CEO comment: he remarks proudly on this “record set of results… despite inconsistency of demand across markets served".

"Looking ahead, while noting that inconsistent order patterns pose risks to forecasting, the Board expects the Group's full year result to be ahead of that for 2022. The aggregate Group order book, which has been at record levels for much of 2023, remains high. Porvair's long-term earnings record is supported by established global trends…”


The company reiterates its strategy and its long-term record, both of which I commented on last time.

The only major weak spot in the results came at the “Laboratory” division, where revenues fell 6%.

Here are the comments on what happened: de-stocking and normalisation of lead-times.

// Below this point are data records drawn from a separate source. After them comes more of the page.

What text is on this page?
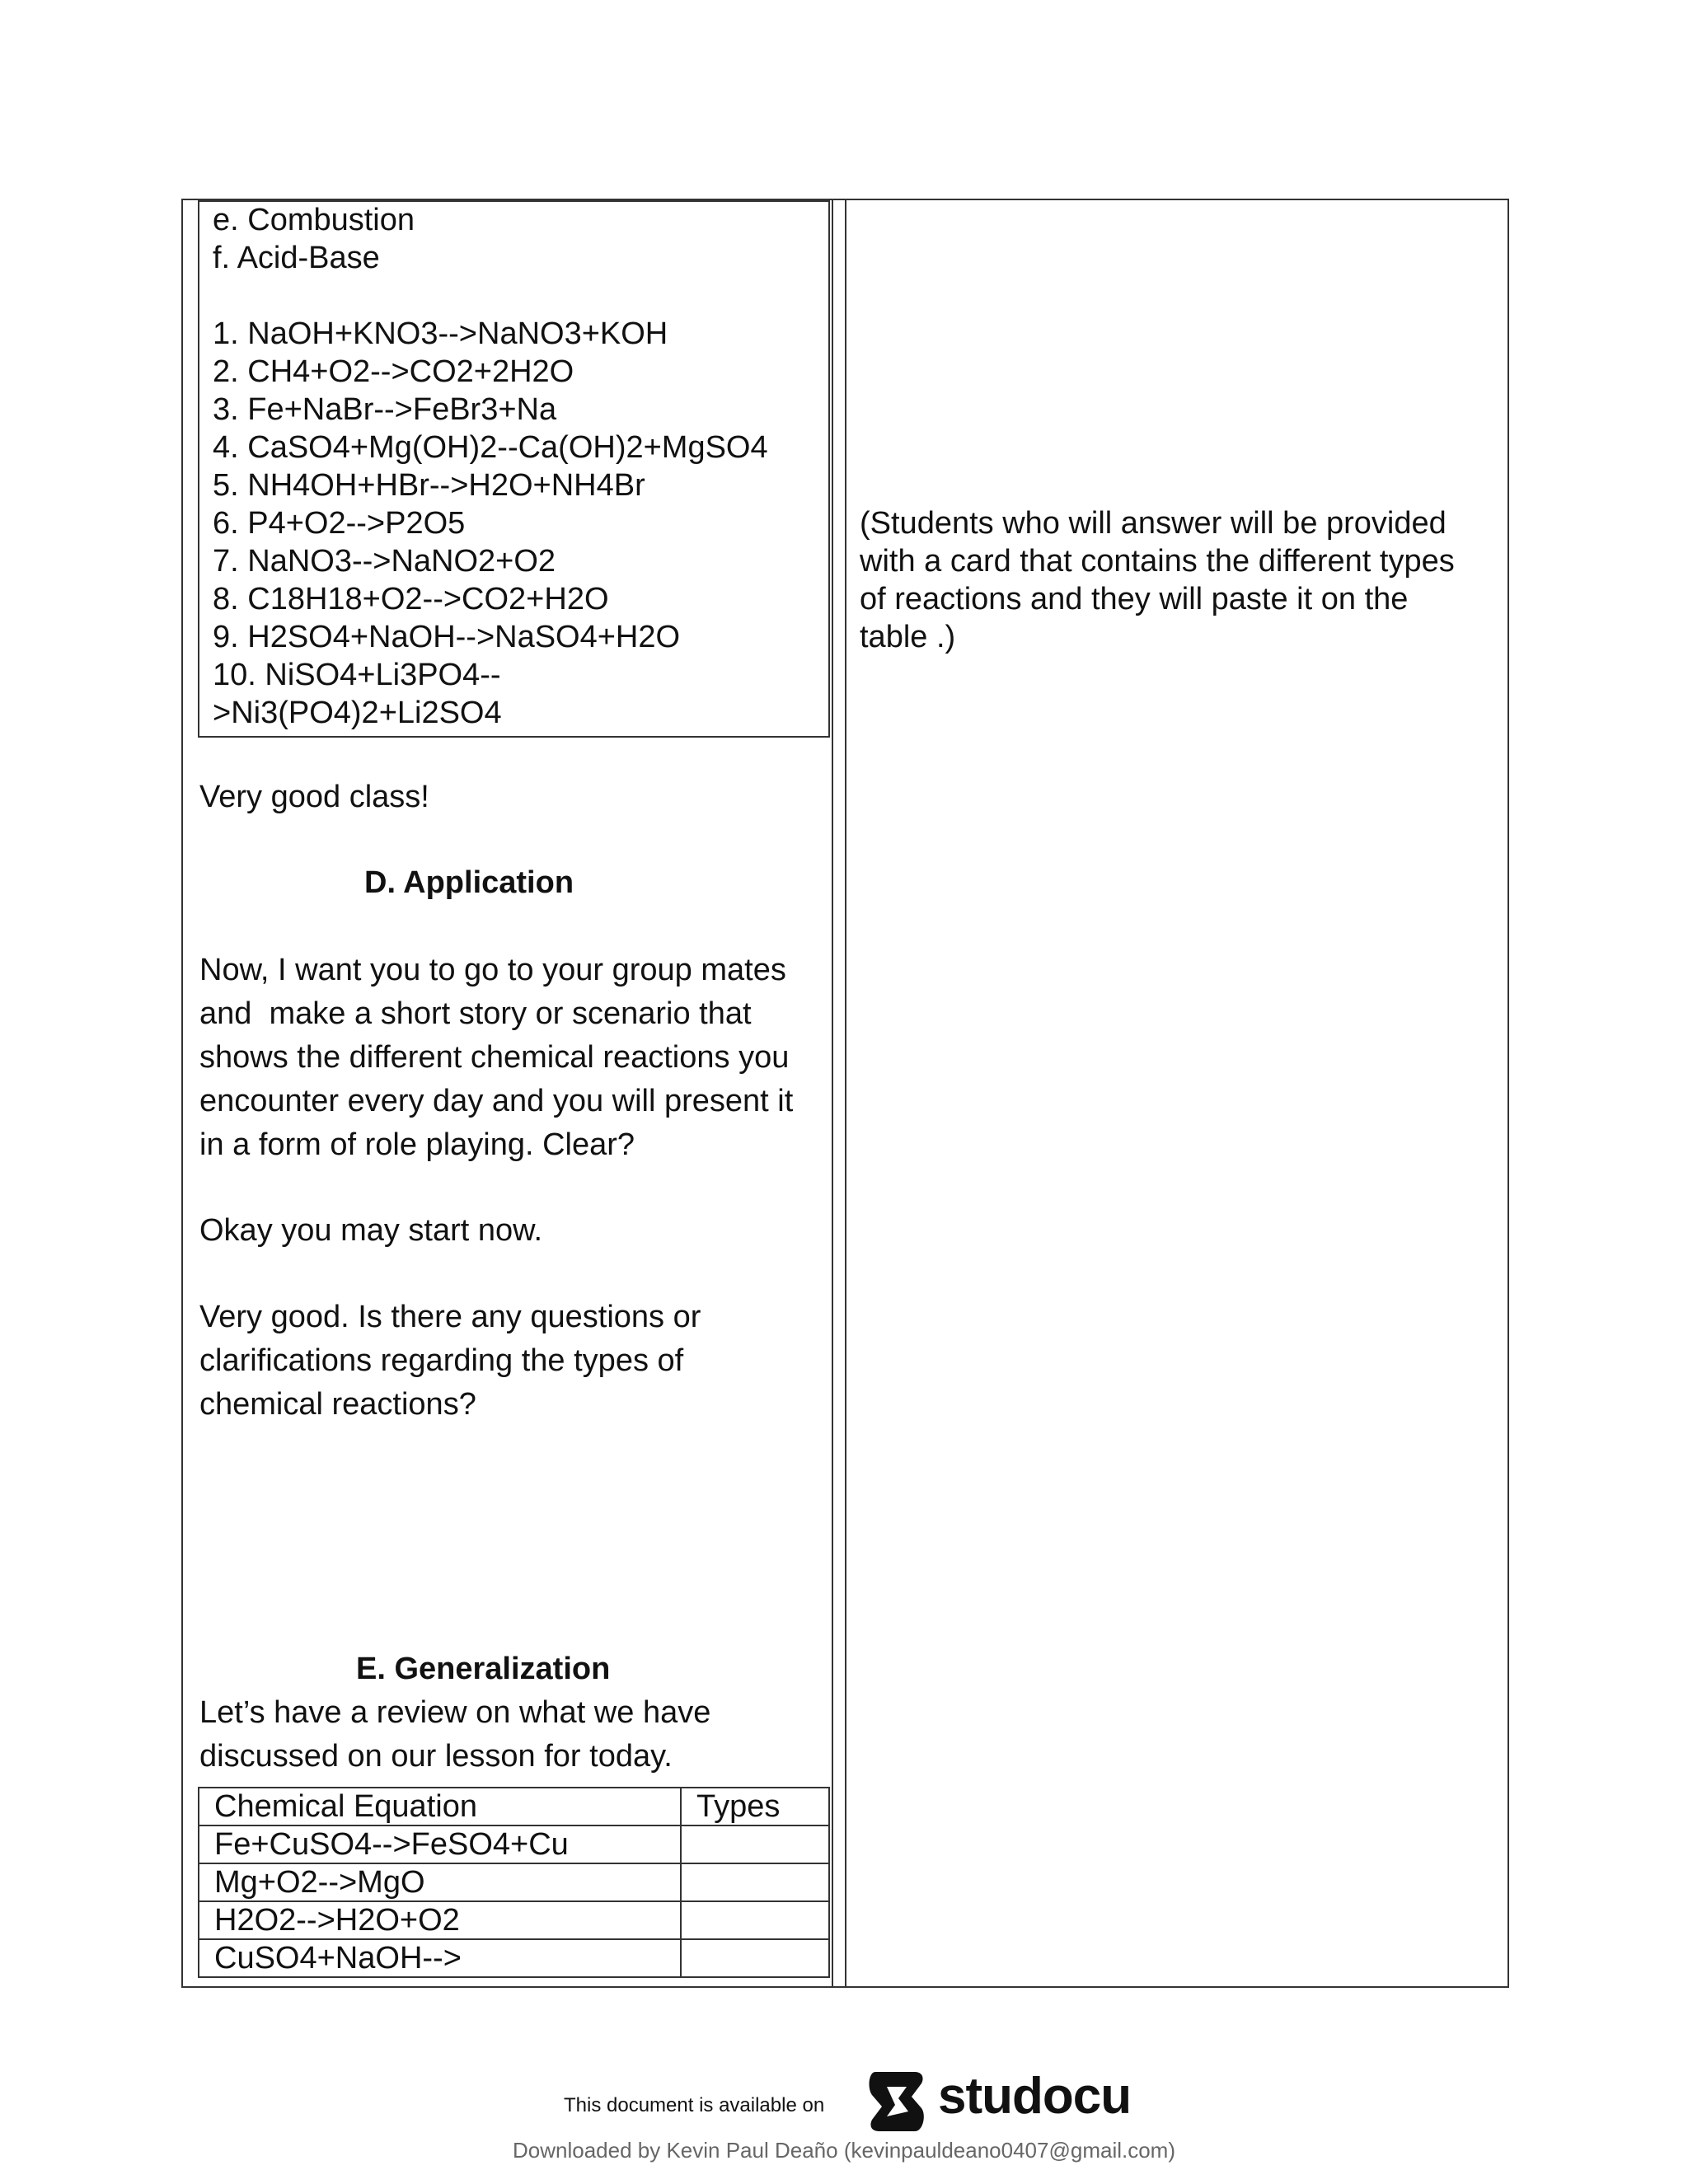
e. Combustion
f. Acid-Base
1. NaOH+KNO3-->NaNO3+KOH
2. CH4+O2-->CO2+2H2O
3. Fe+NaBr-->FeBr3+Na
4. CaSO4+Mg(OH)2--Ca(OH)2+MgSO4
5. NH4OH+HBr-->H2O+NH4Br
6. P4+O2-->P2O5
7. NaNO3-->NaNO2+O2
8. C18H18+O2-->CO2+H2O
9. H2SO4+NaOH-->NaSO4+H2O
10. NiSO4+Li3PO4--
>Ni3(PO4)2+Li2SO4
Very good class!
D. Application
Now, I want you to go to your group mates
and  make a short story or scenario that
shows the different chemical reactions you
encounter every day and you will present it
in a form of role playing. Clear?
Okay you may start now.
Very good. Is there any questions or
clarifications regarding the types of
chemical reactions?
(Students who will answer will be provided
with a card that contains the different types
of reactions and they will paste it on the
table .)
E. Generalization
Let’s have a review on what we have
discussed on our lesson for today.
Chemical Equation	Types
Fe+CuSO4-->FeSO4+Cu	
Mg+O2-->MgO	
H2O2-->H2O+O2	
CuSO4+NaOH-->	
This document is available on studocu
Downloaded by Kevin Paul Deaño (kevinpauldeano0407@gmail.com)
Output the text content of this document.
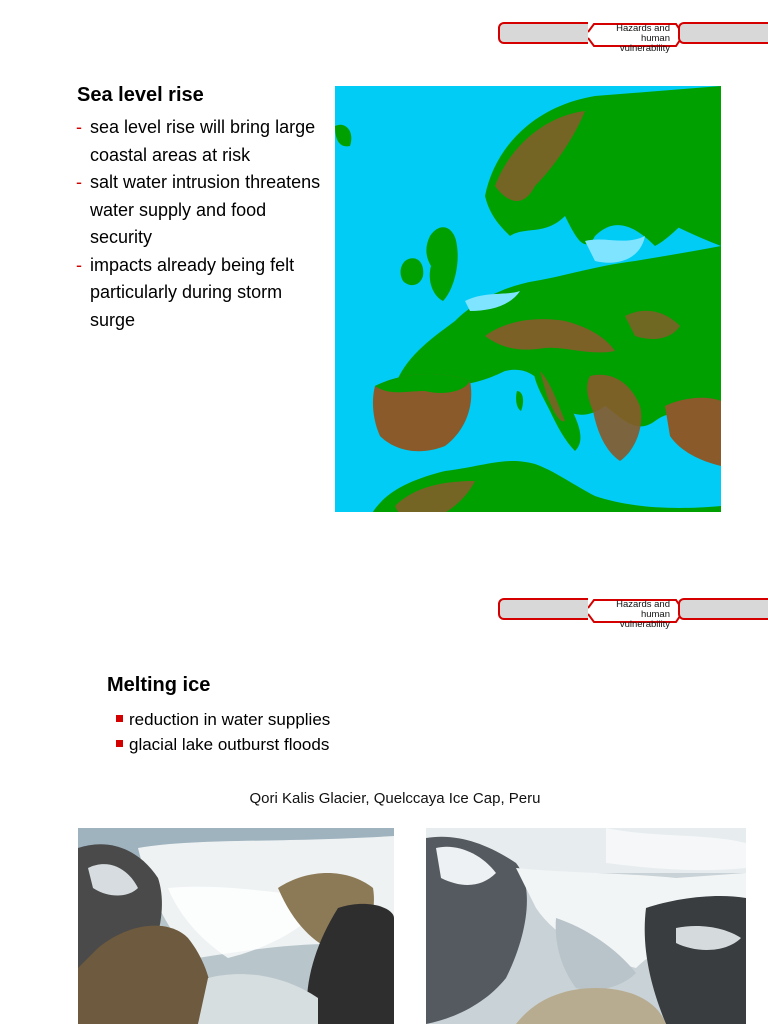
Hazards and human vulnerability
Sea level rise
- sea level rise will bring large coastal areas at risk
- salt water intrusion threatens water supply and food security
- impacts already being felt particularly during storm surge
Hazards and human vulnerability
Melting ice
reduction in water supplies
glacial lake outburst floods
Qori Kalis Glacier, Quelccaya Ice Cap, Peru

De-stocking of laboratory consumables from the second quarter affected Porvair Sciences, where lead-times have now fallen to more normal levels. This helps levels of customer service and inventory turns, but challenges manufacturing efficiency. In the plants affected, cost-reduction programmes have been undertaken to balance changing order patterns.
As outlined in the results announcement in January, the Board anticipated this de-stocking cycle and does not see any fundamental changes in the underlying growth drivers of the Laboratory division, in which investment continues.


Graham’s view

I don’t see any reason to change my view on this one, so my stance is unchanged. It appears to be a well-run company, and it may be priced about right. I’d be uncomfortable paying an earnings multiple much higher than it has already achieved.